It was a record-breaking year for enforcement at the U.S. Commodity Futures Trading Commission, which announced today that it brought 99 actions in fiscal year 2011, an all-time high. Agency lawyers also opened more than 450 investigations in FY 2011, another record.

Fifty-five of the cases involved allegations of fraud such as Ponzi schemes or misstated financial statements. Another 23 cases arose from new regulations under the Dodd-Frank Act that require foreign exchange dealers and introducing brokers to register with the commission.

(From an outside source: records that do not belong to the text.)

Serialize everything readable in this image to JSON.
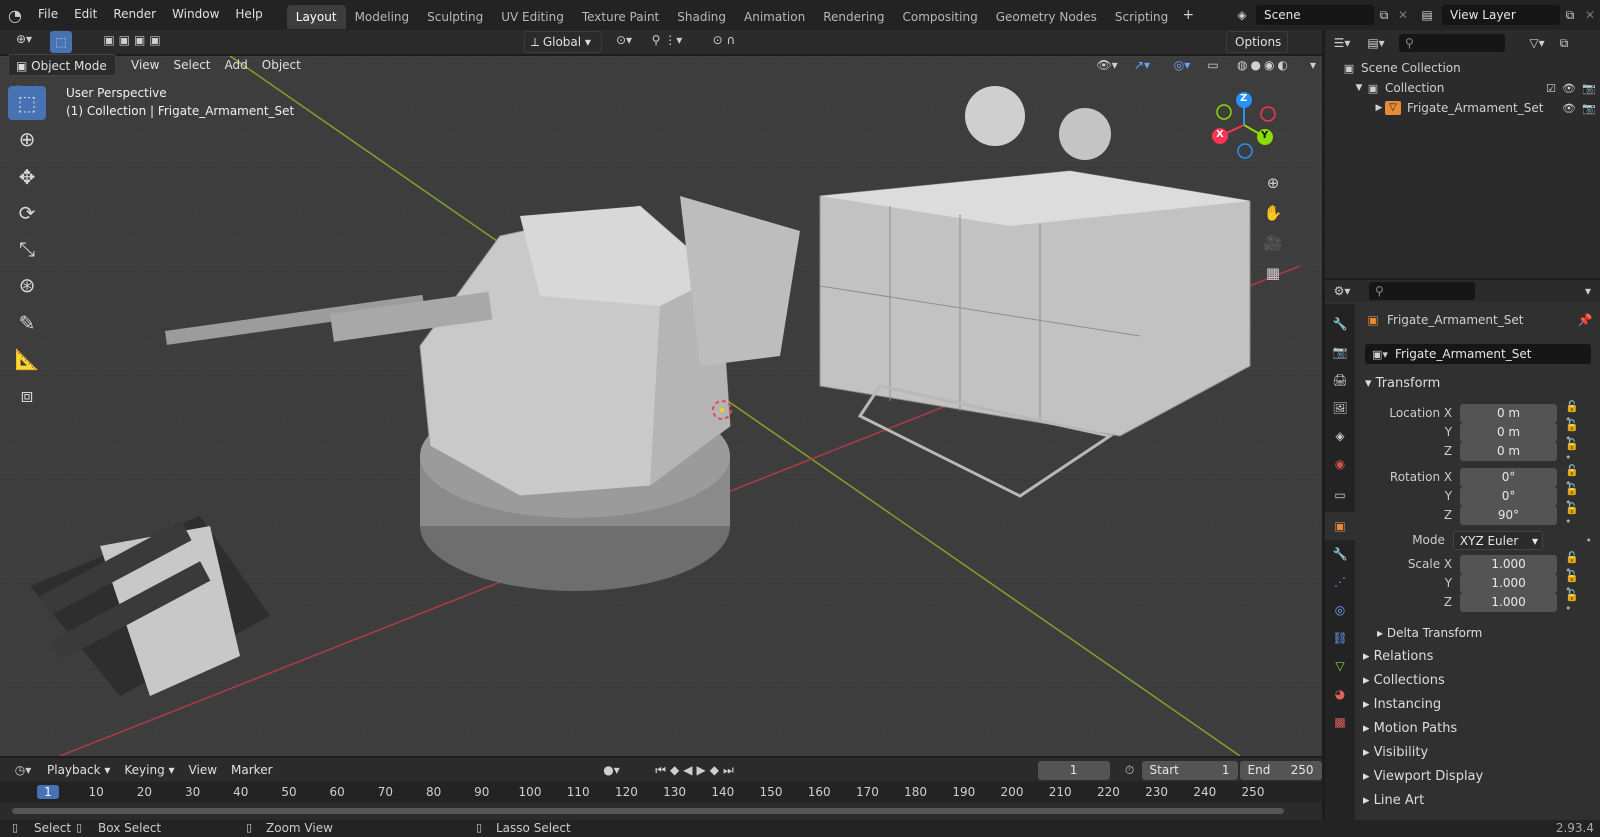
{
  "menu": {
    "file": "File",
    "edit": "Edit",
    "render": "Render",
    "window": "Window",
    "help": "Help"
  },
  "workspaces": [
    "Layout",
    "Modeling",
    "Sculpting",
    "UV Editing",
    "Texture Paint",
    "Shading",
    "Animation",
    "Rendering",
    "Compositing",
    "Geometry Nodes",
    "Scripting"
  ],
  "scene_name": "Scene",
  "view_layer": "View Layer",
  "header": {
    "transform_orientation": "Global",
    "options": "Options"
  },
  "viewport_header": {
    "mode": "Object Mode",
    "view": "View",
    "select": "Select",
    "add": "Add",
    "object": "Object"
  },
  "viewport_info": {
    "line1": "User Perspective",
    "line2": "(1) Collection | Frigate_Armament_Set"
  },
  "gizmo": {
    "z": "Z",
    "y": "Y",
    "x": "X"
  },
  "outliner": {
    "scene_collection": "Scene Collection",
    "collection": "Collection",
    "object": "Frigate_Armament_Set"
  },
  "properties": {
    "object_name": "Frigate_Armament_Set",
    "data_name": "Frigate_Armament_Set",
    "transform_title": "Transform",
    "location_x_label": "Location X",
    "location_x": "0 m",
    "location_y_label": "Y",
    "location_y": "0 m",
    "location_z_label": "Z",
    "location_z": "0 m",
    "rotation_x_label": "Rotation X",
    "rotation_x": "0°",
    "rotation_y_label": "Y",
    "rotation_y": "0°",
    "rotation_z_label": "Z",
    "rotation_z": "90°",
    "mode_label": "Mode",
    "mode": "XYZ Euler",
    "scale_x_label": "Scale X",
    "scale_x": "1.000",
    "scale_y_label": "Y",
    "scale_y": "1.000",
    "scale_z_label": "Z",
    "scale_z": "1.000",
    "delta": "Delta Transform",
    "sections": [
      "Relations",
      "Collections",
      "Instancing",
      "Motion Paths",
      "Visibility",
      "Viewport Display",
      "Line Art"
    ]
  },
  "timeline": {
    "playback": "Playback",
    "keying": "Keying",
    "view": "View",
    "marker": "Marker",
    "current_frame": "1",
    "start_label": "Start",
    "start": "1",
    "end_label": "End",
    "end": "250",
    "ticks": [
      "1",
      "10",
      "20",
      "30",
      "40",
      "50",
      "60",
      "70",
      "80",
      "90",
      "100",
      "110",
      "120",
      "130",
      "140",
      "150",
      "160",
      "170",
      "180",
      "190",
      "200",
      "210",
      "220",
      "230",
      "240",
      "250"
    ]
  },
  "status": {
    "select": "Select",
    "box_select": "Box Select",
    "zoom_view": "Zoom View",
    "lasso_select": "Lasso Select",
    "version": "2.93.4"
  },
  "colors": {
    "accent": "#4772b3",
    "axis_x": "#ff3352",
    "axis_y": "#8bdc00",
    "axis_z": "#2890ff",
    "object_orange": "#e88a37"
  }
}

The Division of Enforcement also touted its work with federal and state criminal and civil law enforcement authorities. During FY 2011, more than 70 indictments and convictions were obtained in criminal cases related to CFTC enforcement actions.

In all, CFTC lawyers won orders imposing more than $290 million in civil penalties and $160 million in restitution and disgorgement.

“As these figures reflect, the dedicated men and women of the CFTC’s Division of Enforcement are working every day to rid the markets of fraud, manipulation and other abuses, and will continue to do so under our new Dodd-Frank authority,” said David Meister, the director of the Division of Enforcement, in a news release.

A one-time prosecutor in the Southern District of New York, Meister was appointed by CFTC Chairman Gary Gensler in November 2010, replacing acting director Stephen Obie, who returned to his position as regional administrator of the CFTC’s New York office. Meister joined the agency from Skadden, Arps, Slate, Meagher & Flom, where he was a partner in the white collar group.

Overall, CFTC enforcement actions in 2011 were up 74% over 2010, when 57 actions were filed. The 2010 total represented a 14% increase over FY 2009.

It seems likely the upward trend will continue as other Dodd-Frank enforcement authorities kick in. These include the addition of fraud-based manipulation to the CFTC’s existing anti-manipulation authority, prohibitions targeting disruptive trading practices and other misconduct on registered entities, anti-fraud and anti-manipulation authority over swaps, clarified jurisdiction with respect to retail foreign currency transactions and new authority over cash commodity transactions such as those involving precious metals.